How do the wizards at the Maine People’s Alliance intend to raise this enormous sum of money, year after year? By taxing the very people who contribute the most to our economy, of course (forget that the top 10 percent of households in Maine already pay more than 56 percent of all individual income taxes, according to a 2014 study). 

The law would raise revenue from a new tax of 3.8 percent on income and wages that exceed the maximum amount subject to social security employment taxes ($128,400 in 2018). For wage income, employers would pay 1.9 percent and employees would pay the other 1.9 percent (to total 3.8 percent). For nonwage income, individuals would pay 3.8 percent of Maine adjusted gross income above the threshold.

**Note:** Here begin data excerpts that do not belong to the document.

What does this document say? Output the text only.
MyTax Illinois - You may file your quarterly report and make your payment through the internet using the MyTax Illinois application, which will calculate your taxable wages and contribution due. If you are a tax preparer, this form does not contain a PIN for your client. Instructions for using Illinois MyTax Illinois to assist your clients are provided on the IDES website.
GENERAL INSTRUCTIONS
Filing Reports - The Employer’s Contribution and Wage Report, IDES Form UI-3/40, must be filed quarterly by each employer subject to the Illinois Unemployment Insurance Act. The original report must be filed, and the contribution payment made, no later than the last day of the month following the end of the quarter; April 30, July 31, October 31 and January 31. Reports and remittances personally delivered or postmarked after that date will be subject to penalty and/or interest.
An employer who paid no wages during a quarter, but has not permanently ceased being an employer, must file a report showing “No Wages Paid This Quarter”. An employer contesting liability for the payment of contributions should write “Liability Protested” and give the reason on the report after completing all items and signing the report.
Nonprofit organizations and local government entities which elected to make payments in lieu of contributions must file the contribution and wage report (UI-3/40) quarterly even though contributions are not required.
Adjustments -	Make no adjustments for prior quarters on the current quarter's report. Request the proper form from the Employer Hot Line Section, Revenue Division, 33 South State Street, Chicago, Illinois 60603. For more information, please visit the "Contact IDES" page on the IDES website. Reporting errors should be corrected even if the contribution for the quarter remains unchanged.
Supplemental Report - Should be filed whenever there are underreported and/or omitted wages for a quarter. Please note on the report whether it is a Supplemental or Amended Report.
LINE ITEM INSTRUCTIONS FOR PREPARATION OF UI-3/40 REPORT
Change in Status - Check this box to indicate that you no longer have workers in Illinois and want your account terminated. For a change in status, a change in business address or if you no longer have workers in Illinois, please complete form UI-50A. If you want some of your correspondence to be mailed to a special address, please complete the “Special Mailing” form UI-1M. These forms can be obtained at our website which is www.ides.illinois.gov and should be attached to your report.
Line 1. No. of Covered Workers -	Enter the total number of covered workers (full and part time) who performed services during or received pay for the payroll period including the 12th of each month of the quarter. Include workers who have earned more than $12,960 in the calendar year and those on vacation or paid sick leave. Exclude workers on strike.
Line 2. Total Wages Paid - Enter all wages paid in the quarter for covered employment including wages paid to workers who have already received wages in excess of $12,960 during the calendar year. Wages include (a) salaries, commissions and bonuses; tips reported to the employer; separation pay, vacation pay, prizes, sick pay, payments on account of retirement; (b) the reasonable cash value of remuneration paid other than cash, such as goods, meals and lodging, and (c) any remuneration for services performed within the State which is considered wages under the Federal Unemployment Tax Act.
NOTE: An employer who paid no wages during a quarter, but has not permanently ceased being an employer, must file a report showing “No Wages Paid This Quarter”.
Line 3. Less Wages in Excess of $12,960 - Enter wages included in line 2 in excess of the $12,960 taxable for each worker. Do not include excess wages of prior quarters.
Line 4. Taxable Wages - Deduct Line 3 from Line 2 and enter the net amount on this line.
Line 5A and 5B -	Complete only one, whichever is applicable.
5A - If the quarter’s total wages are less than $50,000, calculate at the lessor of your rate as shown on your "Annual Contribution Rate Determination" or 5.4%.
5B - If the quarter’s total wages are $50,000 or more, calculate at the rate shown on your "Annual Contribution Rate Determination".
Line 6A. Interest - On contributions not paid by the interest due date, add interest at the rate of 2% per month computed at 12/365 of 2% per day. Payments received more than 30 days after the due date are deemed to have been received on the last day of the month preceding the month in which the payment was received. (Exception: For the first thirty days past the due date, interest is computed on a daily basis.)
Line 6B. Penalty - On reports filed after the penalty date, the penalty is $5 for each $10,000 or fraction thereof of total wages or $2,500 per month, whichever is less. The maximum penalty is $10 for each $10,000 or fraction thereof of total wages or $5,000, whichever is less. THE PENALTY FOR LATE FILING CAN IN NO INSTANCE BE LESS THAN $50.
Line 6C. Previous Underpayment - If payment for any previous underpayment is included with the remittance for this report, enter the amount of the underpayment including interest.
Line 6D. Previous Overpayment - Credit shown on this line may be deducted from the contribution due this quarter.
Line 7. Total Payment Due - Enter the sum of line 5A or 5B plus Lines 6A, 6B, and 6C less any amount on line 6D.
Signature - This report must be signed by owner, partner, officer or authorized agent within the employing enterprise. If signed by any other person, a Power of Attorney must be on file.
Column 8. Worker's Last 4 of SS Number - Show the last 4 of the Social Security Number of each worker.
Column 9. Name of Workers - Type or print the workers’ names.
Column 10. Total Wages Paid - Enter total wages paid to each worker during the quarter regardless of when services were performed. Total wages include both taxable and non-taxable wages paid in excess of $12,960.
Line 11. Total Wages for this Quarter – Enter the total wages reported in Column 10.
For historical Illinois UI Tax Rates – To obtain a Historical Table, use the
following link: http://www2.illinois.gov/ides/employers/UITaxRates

According to the Bureau of Labor Statistics, 24 occupations in Maine earn more than $100,000 per year, of which nine have been designated “in-demand.” Maine’s high tax burden already makes it difficult to attract doctors, scientists, engineers, and other professionals. This initiative would exacerbate this trend, to the detriment of our economy.

Maine desperately needs to adopt pro-­growth policies that attract young, hard-­working families from across the country and around the globe. Maine’s current high-­tax policies contribute to the opposite trend: “tax flight” into low-­tax states. Almost universally, research on the effects of tax rates on migration patterns has found that variations in income tax rates are associated with small but significant effects on net out-­migration from a state, as well in declines in in-migration.  

In 2016, using the highly-respected STAMP economic model, the Maine Heritage Policy Center estimated that a 3 percent surtax on incomes over $200,000 would cause the loss of more than 4,000 jobs in 4 years, as well as substantial reductions in business investment and real disposable income. Given the much lower threshold envisioned by the current proposal ($128,400 vs. $200,000) and the higher tax rate (3.8 percent vs. 3 percent), it is certain that the effects of the home care initiative would be even more destructive.

Fiscal discipline, not exorbitant tax rates, will lead Maine to prosperity.